PCCSトーン体系17トーンの記号と明度彩度マップを完全マスター
色彩検定3級のPCCSトーンについて、有彩色12トーン+無彩色5段階の17トーン体系、トーン記号、明度彩度マップの読み方、各トーンが伝える印象効果を正確に解説します。
色彩検定3級で必ず登場するPCCS(Practical Color Co-ordinate System)は、日本色彩研究所が配色実務のために独自に開発したカラーシステムです。マンセル表色系のように物理的な色の同定を目的とするのではなく、色相・明度・彩度を統合した「トーン」という概念を導入することで、配色を言語化して扱えるようにした点が最大の特徴です。
本記事では、有彩色12トーンと無彩色5段階を合わせた17トーン体系の記号と名称、明度彩度マップ上での相対位置、そして各トーンが伝える印象効果までを、検定で問われる粒度で整理します。トーン記号を見たら即座に位置と印象が浮かぶ状態を目指してください。
PCCSの位置づけ=JIS規格ではなく配色用の独自体系
まず大前提として押さえておきたいのが、PCCSはJIS規格そのものではないという事実です。JIS Z 8721はマンセル表色系に基づく色の表示方法を定めた日本工業規格であり、PCCSのために制定された規格ではありません。PCCSは1964年に日本色彩研究所(略称:日色研)が配色教育・配色設計のために発表した体系で、検定や学校教育で広く採用されているために「日本の標準」のように扱われていますが、正確には民間機関が開発した配色用カラーシステムという位置づけになります。

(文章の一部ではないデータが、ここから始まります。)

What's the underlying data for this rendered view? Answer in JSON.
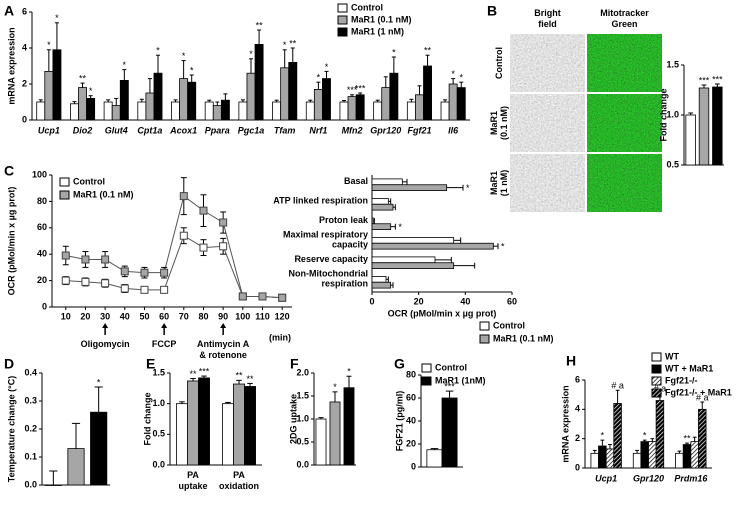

PCCSが扱う属性は色相(Hue)・明度(Lightness)・彩度(Saturation)の三属性に加え、明度と彩度を一体化させたトーン(Tone)という第四の軸を持つ点が独自です。マンセルが「色を一つ一つ正確に同定する」ためのものさしだとすれば、PCCSは「色同士の関係性を扱う」ためのものさしと考えるとイメージしやすいでしょう。色相は24分割、明度は実色票で1.5(=Bk)〜9.5(=W)の範囲、彩度は色相環上の色に対し数値+sで1s〜9s(色相により上限は異なる)の段階で表現されます。無彩色には彩度値を付けず、W/ltGy/mGy/dkGy/Bkの記号のみで表します。
17トーンの内訳=有彩色12+無彩色5の正確な構成
PCCSのトーンは合計17種類です。内訳は有彩色12トーンと無彩色5トーンで、これを暗記しているかどうかが3級突破の分かれ目になります。有彩色12トーンの記号と名称は次の通りです。v(ビビッド/vivid)、s(ストロング/strong)、b(ブライト/bright)、lt(ライト/light)、p(ペール/pale)、ltg(ライトグレイッシュ/light grayish)、sf(ソフト/soft)、d(ダル/dull)、dp(ディープ/deep)、dk(ダーク/dark)、dkg(ダークグレイッシュ/dark grayish)、g(グレイッシュ/grayish)。記号は基本的に英語名称の頭文字または短縮形ですが、ライトグレイッシュがltgなのに対しダークグレイッシュはdkgと表記が揃わない点に注意してください。